Writing later gave me clues about my life and who I was in comparison to the lives of others. Recognizing other people’s shame--in their body language, in what they wanted to draw my attention to. What people hid from me or lied to me about made me curious about what I looked like to them. Our shared shame about certain things made us the same class identity sometimes. Other times the absence of other’s shame or refusal of shame gave me a high horse which I rode home and looked at all my nice things on. As a child similarities were found in what our mothers said ‘no’ to us about when we asked, if we were spanked or whooped (and how we were spanked or whooped). In my house if my sister got in trouble, we both got spanked. There was no solo-whooping in our house. I believe it was an attempt to create ‘fairness’ but it only made us deeper anti-allies. As a child differences were found in whether or not we were embarrassed by items of clothing or crust on our faces, or how we smelled as a reflections of the smells of our own houses. I took all of this in then despite not yet having the language for it. 
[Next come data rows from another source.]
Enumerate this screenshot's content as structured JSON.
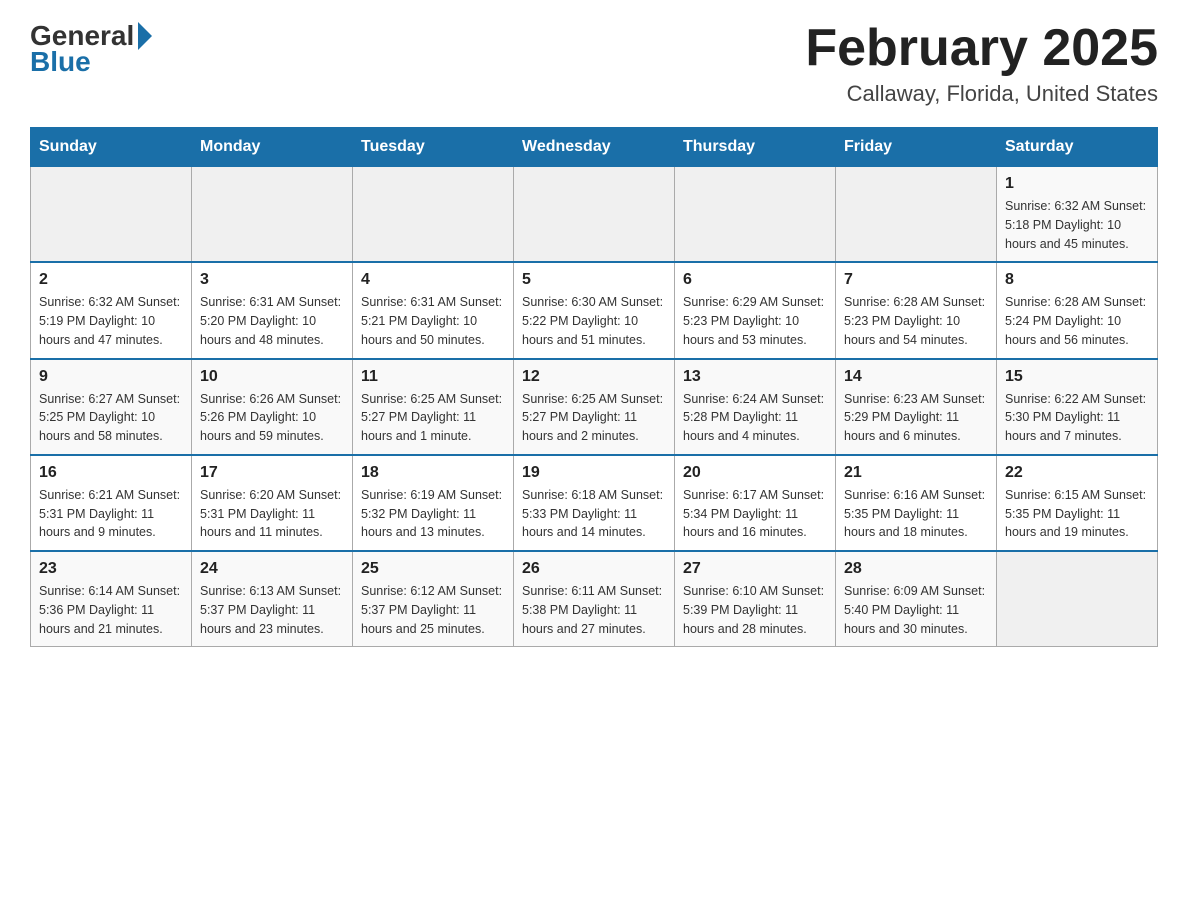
{
  "header": {
    "logo_general": "General",
    "logo_blue": "Blue",
    "title": "February 2025",
    "location": "Callaway, Florida, United States"
  },
  "weekdays": [
    "Sunday",
    "Monday",
    "Tuesday",
    "Wednesday",
    "Thursday",
    "Friday",
    "Saturday"
  ],
  "weeks": [
    [
      {
        "day": "",
        "info": ""
      },
      {
        "day": "",
        "info": ""
      },
      {
        "day": "",
        "info": ""
      },
      {
        "day": "",
        "info": ""
      },
      {
        "day": "",
        "info": ""
      },
      {
        "day": "",
        "info": ""
      },
      {
        "day": "1",
        "info": "Sunrise: 6:32 AM\nSunset: 5:18 PM\nDaylight: 10 hours\nand 45 minutes."
      }
    ],
    [
      {
        "day": "2",
        "info": "Sunrise: 6:32 AM\nSunset: 5:19 PM\nDaylight: 10 hours\nand 47 minutes."
      },
      {
        "day": "3",
        "info": "Sunrise: 6:31 AM\nSunset: 5:20 PM\nDaylight: 10 hours\nand 48 minutes."
      },
      {
        "day": "4",
        "info": "Sunrise: 6:31 AM\nSunset: 5:21 PM\nDaylight: 10 hours\nand 50 minutes."
      },
      {
        "day": "5",
        "info": "Sunrise: 6:30 AM\nSunset: 5:22 PM\nDaylight: 10 hours\nand 51 minutes."
      },
      {
        "day": "6",
        "info": "Sunrise: 6:29 AM\nSunset: 5:23 PM\nDaylight: 10 hours\nand 53 minutes."
      },
      {
        "day": "7",
        "info": "Sunrise: 6:28 AM\nSunset: 5:23 PM\nDaylight: 10 hours\nand 54 minutes."
      },
      {
        "day": "8",
        "info": "Sunrise: 6:28 AM\nSunset: 5:24 PM\nDaylight: 10 hours\nand 56 minutes."
      }
    ],
    [
      {
        "day": "9",
        "info": "Sunrise: 6:27 AM\nSunset: 5:25 PM\nDaylight: 10 hours\nand 58 minutes."
      },
      {
        "day": "10",
        "info": "Sunrise: 6:26 AM\nSunset: 5:26 PM\nDaylight: 10 hours\nand 59 minutes."
      },
      {
        "day": "11",
        "info": "Sunrise: 6:25 AM\nSunset: 5:27 PM\nDaylight: 11 hours\nand 1 minute."
      },
      {
        "day": "12",
        "info": "Sunrise: 6:25 AM\nSunset: 5:27 PM\nDaylight: 11 hours\nand 2 minutes."
      },
      {
        "day": "13",
        "info": "Sunrise: 6:24 AM\nSunset: 5:28 PM\nDaylight: 11 hours\nand 4 minutes."
      },
      {
        "day": "14",
        "info": "Sunrise: 6:23 AM\nSunset: 5:29 PM\nDaylight: 11 hours\nand 6 minutes."
      },
      {
        "day": "15",
        "info": "Sunrise: 6:22 AM\nSunset: 5:30 PM\nDaylight: 11 hours\nand 7 minutes."
      }
    ],
    [
      {
        "day": "16",
        "info": "Sunrise: 6:21 AM\nSunset: 5:31 PM\nDaylight: 11 hours\nand 9 minutes."
      },
      {
        "day": "17",
        "info": "Sunrise: 6:20 AM\nSunset: 5:31 PM\nDaylight: 11 hours\nand 11 minutes."
      },
      {
        "day": "18",
        "info": "Sunrise: 6:19 AM\nSunset: 5:32 PM\nDaylight: 11 hours\nand 13 minutes."
      },
      {
        "day": "19",
        "info": "Sunrise: 6:18 AM\nSunset: 5:33 PM\nDaylight: 11 hours\nand 14 minutes."
      },
      {
        "day": "20",
        "info": "Sunrise: 6:17 AM\nSunset: 5:34 PM\nDaylight: 11 hours\nand 16 minutes."
      },
      {
        "day": "21",
        "info": "Sunrise: 6:16 AM\nSunset: 5:35 PM\nDaylight: 11 hours\nand 18 minutes."
      },
      {
        "day": "22",
        "info": "Sunrise: 6:15 AM\nSunset: 5:35 PM\nDaylight: 11 hours\nand 19 minutes."
      }
    ],
    [
      {
        "day": "23",
        "info": "Sunrise: 6:14 AM\nSunset: 5:36 PM\nDaylight: 11 hours\nand 21 minutes."
      },
      {
        "day": "24",
        "info": "Sunrise: 6:13 AM\nSunset: 5:37 PM\nDaylight: 11 hours\nand 23 minutes."
      },
      {
        "day": "25",
        "info": "Sunrise: 6:12 AM\nSunset: 5:37 PM\nDaylight: 11 hours\nand 25 minutes."
      },
      {
        "day": "26",
        "info": "Sunrise: 6:11 AM\nSunset: 5:38 PM\nDaylight: 11 hours\nand 27 minutes."
      },
      {
        "day": "27",
        "info": "Sunrise: 6:10 AM\nSunset: 5:39 PM\nDaylight: 11 hours\nand 28 minutes."
      },
      {
        "day": "28",
        "info": "Sunrise: 6:09 AM\nSunset: 5:40 PM\nDaylight: 11 hours\nand 30 minutes."
      },
      {
        "day": "",
        "info": ""
      }
    ]
  ]
}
Writing taught me joy(?) I’m not sure this is true but therapy helped a lot. Writing did push me to ask about the miracle of options, though. Sometimes I teach a lesson on joy. I ask folks if they’ve ever read a book that moved them to tears--a sad scene, the death of a character, etc. and most folks raise their hands. Then I ask folks if they’ve ever read a book or a story that moved them to joy, just manic and dizzy with joy. A lot fewer folks raise their hands--some folks raise their hands halfway because they’re almost sure they have, they just can’t recall exactly when or which book but give them a moment. Writing joy has been my biggest challenge. To write about joy I have to experience it. I have to embody it--whether foreign or at home within me. And preferably I have to embody it multiple times and relatively deeply if I want it to be contagious when I write it. But how to do this when joy is corny? Stupid? “Cognitive dissonance”? Missing perspective? Inaccessible to others? Written about wrongly? Experienced wrongly as not actual joy because actual joy is… 

How do you write about joy when everything inside you sees it as a vulnerable state that puts you in danger of harsh critique, abandonment, simpleton making? How do you write about joy when you are the one who is miserable and anticipating all of the comments and critiques of other miserable people on the internet? You try. If there is anything I know about writing. It is this: when I stick my hand out, I am apprehensive nearly every time--thinking maybe it’s really stopped this time because I’ve been away so long. And I’m kicking myself because really this was ridiculous and before I know it someone and something warm reaches out for me too. And I am relaxed into this familiarity once again. With gratitude. 

With writing I am reminded that I have a home somewhere else. Many somewhere elses. Real homes in the mind palace of my past. There are always places where I belong. I want this for all of us. 

****I need to create and share art to process. I make it and sometimes I put it out half baked because I need to practice feeling comfortable with my ass hanging out. Because I need to practice remembering that the standard for creation doesn’t have to be so based in finality, completion, perfection. I need to create and share in order to trust that people will make their own decisions about what they choose to read. If they don’t like it, they can scroll on. We each have a choice about what we consume and I am challenging myself to spend more time with what resonates, what connects. When I put myself on a high seat, whether to critique my own work or another’s, I can’t create. The stakes are too high. I’m being hard on others and even harder on myself. Perfection does not exist. I embrace that. I lower those impossible stakes. I give myself permission to try in the field of vision of others. Misery is natural but sometimes only one option.